Io sarei il problema?? Come ti permetti, razza di idiota!!»
«Inoue,
calmati o sarò costretto a mandarti dal preside. Motomiya,
non mi sembra una scusa valida, quindi impegnati e vedi di fare la tua
parte. È
solo finzione» dichiarò il signor Tawada,
stancamente. Era abituato a quei due,
ma non poteva cambiare i loro ruoli. Erano perfetti così e
quei due se ne
sarebbero fatti una ragione, volenti o nolenti. «Orgoglio e pregiudizio, capitolo 1, prova
due. Azione!» esclamò, battendo
le mani per riportare tutti all’ordine.
«Signor
Tawada!» esclamò Miyako, interrompendo di nuovo la
scena,
dopo nemmeno cinque minuti dall’ultima interruzione, in cui
Daisuke si era
quasi rifiutato di recitare la battuta in cui il signor Bennet
commentava la
bellezza di sua moglie.
“Ma
chi me l’ha fatto fare” pensò il signor
Tawada. «Cosa c’è
Inoue?»
«Signore,
non credo di poter continuare a recitare nel ruolo di
Mrs. Bennett.»
«Perché
no, Inoue?»
«Signore,
credo che il mio personaggio lusinghi troppo quello del
deficiente qui presente.»
«Inoue,
nell’Ottocento funzionava così, devi
abituartici.»
Mentre
Miyako e l’insegnante discutevano, dietro le quinte la
gente aveva cominciato a stancarsi: erano passate due ore buone ed
erano ancora
a metà del primo capitolo.

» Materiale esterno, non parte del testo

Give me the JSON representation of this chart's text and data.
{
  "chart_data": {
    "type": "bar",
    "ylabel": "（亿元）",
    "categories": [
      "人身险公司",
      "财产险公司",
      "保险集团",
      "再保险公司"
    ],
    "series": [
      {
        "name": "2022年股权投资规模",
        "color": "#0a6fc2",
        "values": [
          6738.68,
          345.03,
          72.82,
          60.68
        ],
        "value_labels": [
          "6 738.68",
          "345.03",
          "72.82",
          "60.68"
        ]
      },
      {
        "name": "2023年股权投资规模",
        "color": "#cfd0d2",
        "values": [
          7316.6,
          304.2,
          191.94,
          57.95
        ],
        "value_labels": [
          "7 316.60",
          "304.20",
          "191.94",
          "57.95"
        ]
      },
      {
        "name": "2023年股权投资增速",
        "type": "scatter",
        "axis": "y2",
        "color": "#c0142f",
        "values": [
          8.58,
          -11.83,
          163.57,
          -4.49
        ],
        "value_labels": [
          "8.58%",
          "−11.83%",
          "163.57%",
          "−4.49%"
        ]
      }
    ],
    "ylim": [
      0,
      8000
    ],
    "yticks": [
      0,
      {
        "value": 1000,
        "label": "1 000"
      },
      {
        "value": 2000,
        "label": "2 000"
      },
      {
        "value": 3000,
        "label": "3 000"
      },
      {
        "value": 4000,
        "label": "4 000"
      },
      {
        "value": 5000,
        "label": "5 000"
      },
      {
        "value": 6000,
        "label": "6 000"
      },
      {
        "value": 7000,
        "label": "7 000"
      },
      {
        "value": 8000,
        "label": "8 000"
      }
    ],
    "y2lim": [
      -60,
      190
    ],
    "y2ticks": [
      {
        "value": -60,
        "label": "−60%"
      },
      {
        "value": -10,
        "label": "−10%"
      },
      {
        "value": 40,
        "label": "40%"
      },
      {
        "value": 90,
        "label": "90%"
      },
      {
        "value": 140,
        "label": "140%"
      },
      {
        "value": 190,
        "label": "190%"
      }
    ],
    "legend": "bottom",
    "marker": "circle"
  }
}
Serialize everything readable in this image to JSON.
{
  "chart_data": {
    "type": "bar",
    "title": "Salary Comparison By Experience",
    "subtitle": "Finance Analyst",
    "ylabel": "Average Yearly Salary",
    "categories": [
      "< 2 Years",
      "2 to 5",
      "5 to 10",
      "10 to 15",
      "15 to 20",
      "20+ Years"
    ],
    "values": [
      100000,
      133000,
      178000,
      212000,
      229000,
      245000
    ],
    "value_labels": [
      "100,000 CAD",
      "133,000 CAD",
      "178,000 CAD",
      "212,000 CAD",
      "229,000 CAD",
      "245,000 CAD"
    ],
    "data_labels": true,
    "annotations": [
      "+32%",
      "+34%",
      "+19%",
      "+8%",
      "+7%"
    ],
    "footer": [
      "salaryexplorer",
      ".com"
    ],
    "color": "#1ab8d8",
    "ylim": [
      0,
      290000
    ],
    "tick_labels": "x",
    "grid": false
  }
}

Ormai si poteva vedere gente
addormentata su una
panca o impegnata in tornei di carte, come Hikari, Takeru e Ken. In fin
dei
conti si stava bene là dietro, a far niente.
Finalmente,
il professore riuscì a calmare la ragazza e la scena
riprese.
Dopo
qualche altra interruzione, finalmente i due ragazzi
riuscirono a recitare l’intera scena.
Dietro
le quinte, i ragazzi, cominciarono a ringraziare tutti i
kami e tutte le reincarnazioni di Buddha. Forse sarebbero tornati a
casa per la
notte, dopotutto.
«Bene,
ragazzi, per oggi mi sembra che abbiamo fatto abbastanza. Ci
vediamo domani e voi due, vedete di risolvere i problemi tra
voi» li congedò l’insegnante,
filandosela quasi più in fretta dei suoi studenti.
I
Digiprescelti, tutti e dodici, si riunirono al loro solito bar.
Miyako
e Daisuke si lanciavano occhiate assassine, da un capo
all’altro
del tavolo.
«Ragazzi,
credete che reciteremo anche noi?» gli chiese ad un
certo punto Takeru, ridendo.
«Non
sei divertente, Takeru. Io non posso recitare con questa oca
starnazzante!» rispose piccato Daisuke.
«E
io con questo pezzo di cretino» ribadì Miyako.
«Ma
dai! Secondo me eravate davvero carini!» si intromise Hikari,
sorridendo.
«Carini?!?»
esclamarono i due, dimenticando gli attriti fra loro
per un momento.
Tutti
quanti scoppiarono a ridere, mentre i due, irritatissimi,
tornavano a sorseggiare le loro bevande.
«Comunque
sono molto contenta di questa cosa, non vedo l’ora di
entrare in scena» commentò Mimi, una volta
calmatasi. Davanti ai suoi occhi si
parò la sua vita da sogno come stella di Broadway.
«Mimi,
a Broadway non si recitano romanzi ottocenteschi. Solo musical.
E tu sei stonata come una campana» le fece presente Sora,
beccandosi un’occhiataccia.
«Pane
e simpatia a colazione, signorina?» le chiese la castana,
storcendo il naso.
«Dai,
lo sai che ti voglio bene lo stesso» rispose
l’altra,
facendole un sorriso che avrebbe fatto sciogliere chiunque.
«Immagino
di sì» ammise Mimi, soffocando un sorriso.
«Ragazzi,
io devo andare. Ho le prove della band…»
annunciò
Yamato, alzandosi e posando sul tavolo una banconota per pagare la sua
bibita.
«Vengo
con te!» esclamò Sora, tracannando la sua
aranciata, per
poi posare anche lei dei soldi sul tavolo. «Ci vediamo
domani, ragazzi!»
I due
uscirono mano nella mano, sotto gli sguardi inteneriti degli
altri.
«Eeeeh, l’amore!» esclamò Taichi, facendo scoppiare tutti a ridere.